Hin und wieder machte Jo eine 5-Minuten-Pause und sprach über Wissenswertes und Historisches.  Schnellstens holte ich meine Kamera aus der Tasche, musste zuhören, gleichzeitig mich ausruhen und viel trinken. Dann ging es weiter. 

Wir machten wir eine 20-minütige Essenspause.  Die Sonne stand ungünstig für einen abgeschlafften und erholungsbedürftigen Fotografen und die interessantesten Motive waren eben vorbei oder kamen erst hinter dem nächsten Felsen wieder.

Ich wählte intensives Entspannen im Schatten, zumal es noch bis zur Nummer 56 ging. 

Zuerst die gute Nachricht, sagte Jo beim Aufbruch. Wir haben schon bedeutend mehr als die Hälfte geschafft. Alles lächelt hoffnungsvoll, selbst die Jugend. Die schlechte:  die Reststrecke ist die schwierigste.

Ein Stahlseil war als Festhaltemöglichkeit in den Fels gehauen, weil der Pfad nicht nur  sehr  schmal sondern auch abschüssig war.  Ob es hält?  Klar. Tausende waren vor mir.

Ein Bach musste durchquert werden,  6 nasse runde Steine, glitschig,  so groß wie eine CD etwa in 6 Schritten nehmen ohne abzurutschen..... Ich wusste von einigen Wasserläufen vorher schon, wie glatt  es sein kann.

Jo wartete auf uns und sprach grinsend:  Mindestens einer in jeder Gruppe fällt hier ins Wasser.  Wenn Du es nicht schaffst, Dich zu konzentrieren, dann bist Du es.  Ha !!!

Jo,  unser Guide- Psychologe. Er machte seinen Job gut.  Er wusste genau, dass sich in  dieser Sekunde alle Kräfte nur auf  diese gefährliche Stelle konzentrierten.

Und es gab wenigstens noch eine erwähnenswerte  Hürde, wo man wiederum auf schmalem abschüssigen Pfad  Bauch und Brust an den hervorstehenden Felsen drücken musste, als würde man zu ihm in Liebe erbrennen und mit den Fingern krankhaft nach kleinen Vorsprüngen zum Festhalten suchte.

Körperliche Anstrengung,  Grenzen ausloten, Grenzen  erreichen, Natur erleben,  gemeinsam etwa schaffen, etwas aushalten. 

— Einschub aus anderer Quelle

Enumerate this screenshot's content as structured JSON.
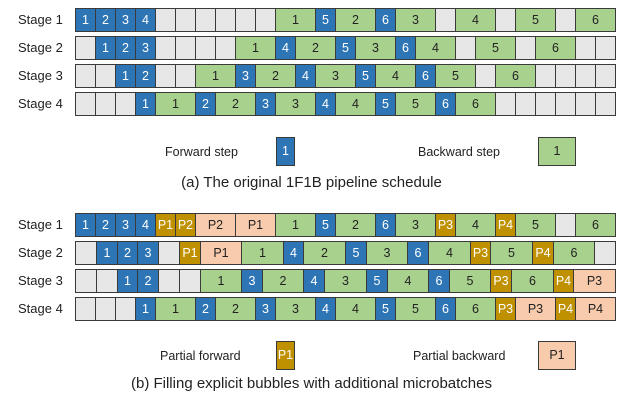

Keiner spricht mehr vom Muskelkater, der drei Tage anhielt, keiner davon, wie sich Enkelchen lustig machte, wenn wir mit beiden Händen beim Treppensteigen uns am Geländer  aufwärts und auch abwärts fest hielten.

Die Masca-Schlucht auf Teneriffa ist und bleibt eben ein unvergessenes Erlebnis.